As I came home at lunch time I received a call from Cliff. He had spotted another swarm, this time on Phil’s plot. Promising him I would be down, I yelled to my husband and headed back out. When I got to the site, I found Cliff and he showed me where the swarm was. It was in one of Phil’s trees. Fortunately, it was quite low down which made it easier to get the swarm box beneath it.
Cliff managed to find two boxes and I balanced the swarm box on the upended box tower. It was somewhat precarious. Hoping for a straightforward catch, I shook the tree, hard. Some of the bees fell into the box but there were still lots in the tree. I shook it again. As I watched, the remaining bees flew around the box and the tree. None looked like the queen so I was hopeful she was in the box. However, after half an hour, the bees were collecting on the side of the box and not going in. To make matters worse, when I opened up the box, there wasn’t a single bee left inside.
Then I noticed that there was a cluster of bees on the tree again. Clearly, I hadn’t caught the Queen yet. Using the bee brush, I swept the bees off the tree and sprayed the branches with diluted Jeyes fluid. This removes the Queen’s pheromones from the tree, stopping the workers coming back to find her. Again the bees settled on the outside of the swarm box and refused to go inside.

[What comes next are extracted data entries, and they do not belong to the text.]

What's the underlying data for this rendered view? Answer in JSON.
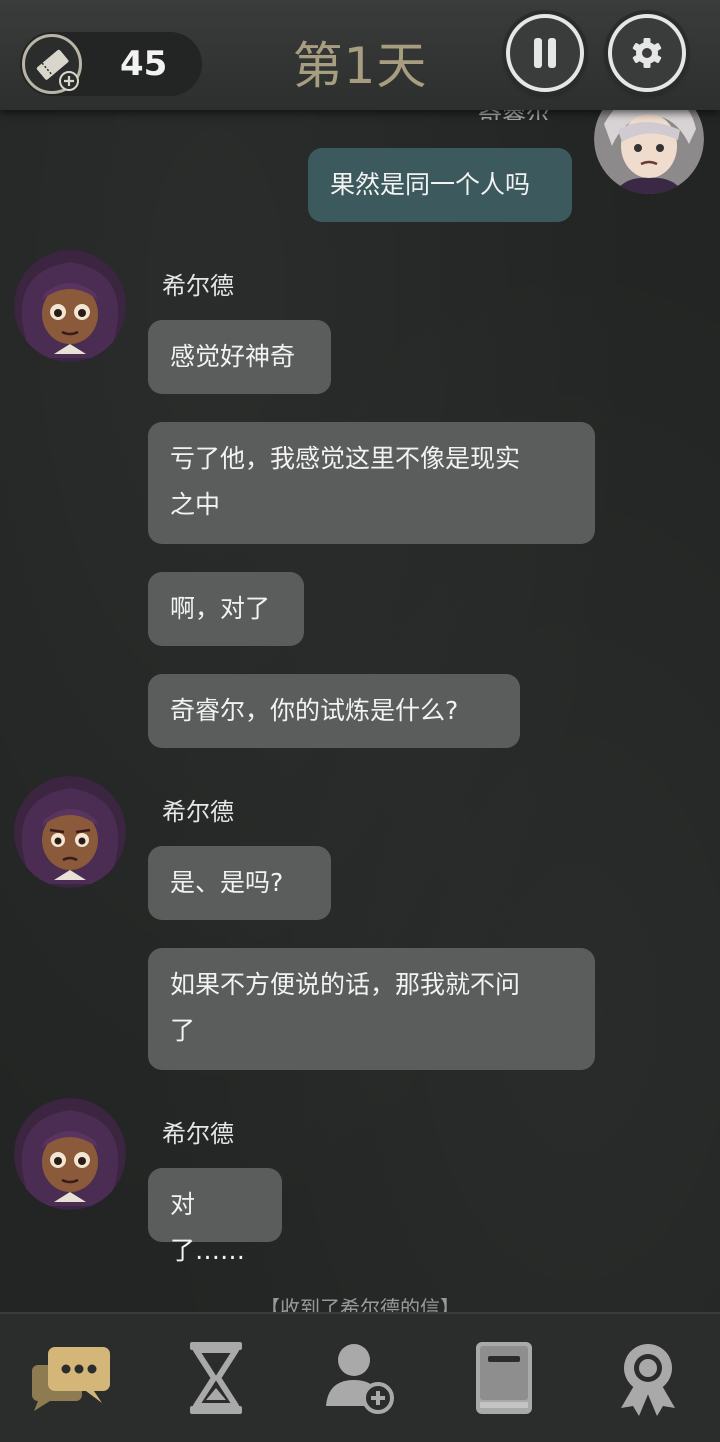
{
  "header": {
    "tickets": "45",
    "day_title": "第1天"
  },
  "top_clipped_name": "奇睿尔",
  "messages": [
    {
      "from": "me",
      "text": "果然是同一个人吗"
    },
    {
      "sender": "希尔德",
      "text": "感觉好神奇"
    },
    {
      "text_line1": "亏了他，我感觉这里不像是现实",
      "text_line2": "之中"
    },
    {
      "text": "啊，对了"
    },
    {
      "text": "奇睿尔，你的试炼是什么?"
    },
    {
      "sender": "希尔德",
      "text": "是、是吗?"
    },
    {
      "text_line1": "如果不方便说的话，那我就不问",
      "text_line2": "了"
    },
    {
      "sender": "希尔德",
      "text": "对了……"
    }
  ],
  "notice": "【收到了希尔德的信】",
  "nav": [
    "chat-icon",
    "hourglass-icon",
    "add-contact-icon",
    "book-icon",
    "achievement-icon"
  ],
  "colors": {
    "accent": "#c7a869",
    "bubble_other": "#5b5c5c",
    "bubble_me": "#3c5a5d",
    "title": "#a79d80"
  }
}
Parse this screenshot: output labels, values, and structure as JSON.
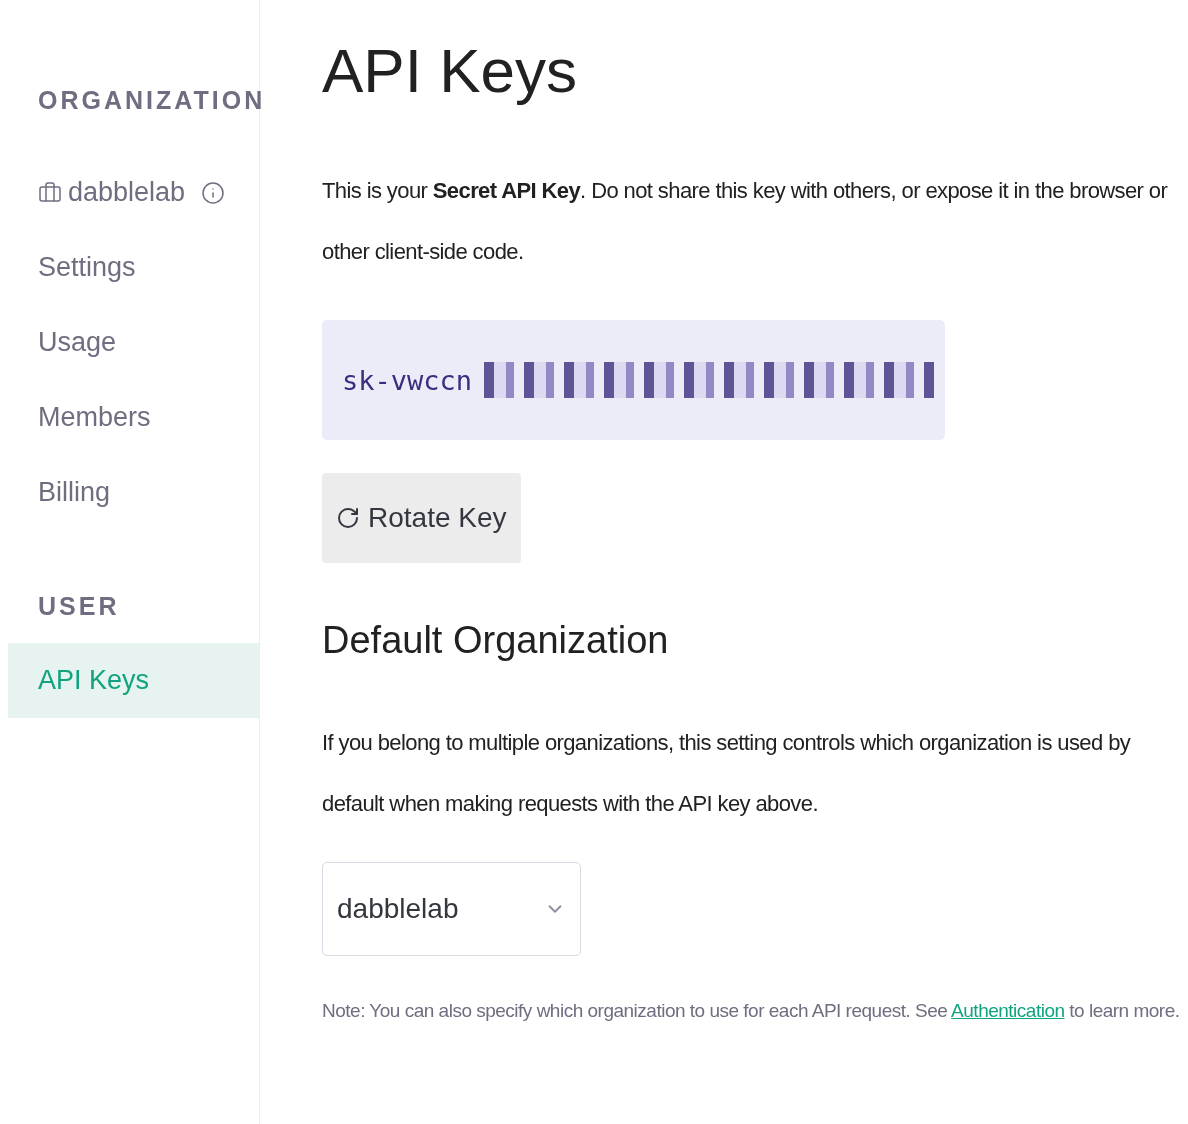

By now, I was beginning to despair of getting the swarm into the box without drastic measures like cutting down Phil’s tree. The next place the bees congregated was on a blackcurrant bush. With Cliff’s help, I used a pair of secateurs and cut the branch which the bees had settled on. Quickly, I deposited the bee branch into the swarm box and put the lid on. Holding our breath, Cliff and I spent the next fifteen minutes, watching to see what the bees did. Thankfully, they began to go into the box. Once the first few had crawled in, others followed more quickly.
By the time the bees were all in, Cliff had headed off home and Steve had appeared armed with huge amounts of frames for the hives. I helped him haul a hive lid and a crown board across to the Community Garden to build yet another new hive. The bees in the swarm box on Phil’s plot were moved to be with the other hives. I watched nervously as Steve transferred the bees I rescued yesterday into a proper hive. He opened up the lid, walked the box over to the new hive and tipped it upsidedown. Bees went everywhere! Without my bee suit, I decided to beat a hasty retreat home for a very late lunch!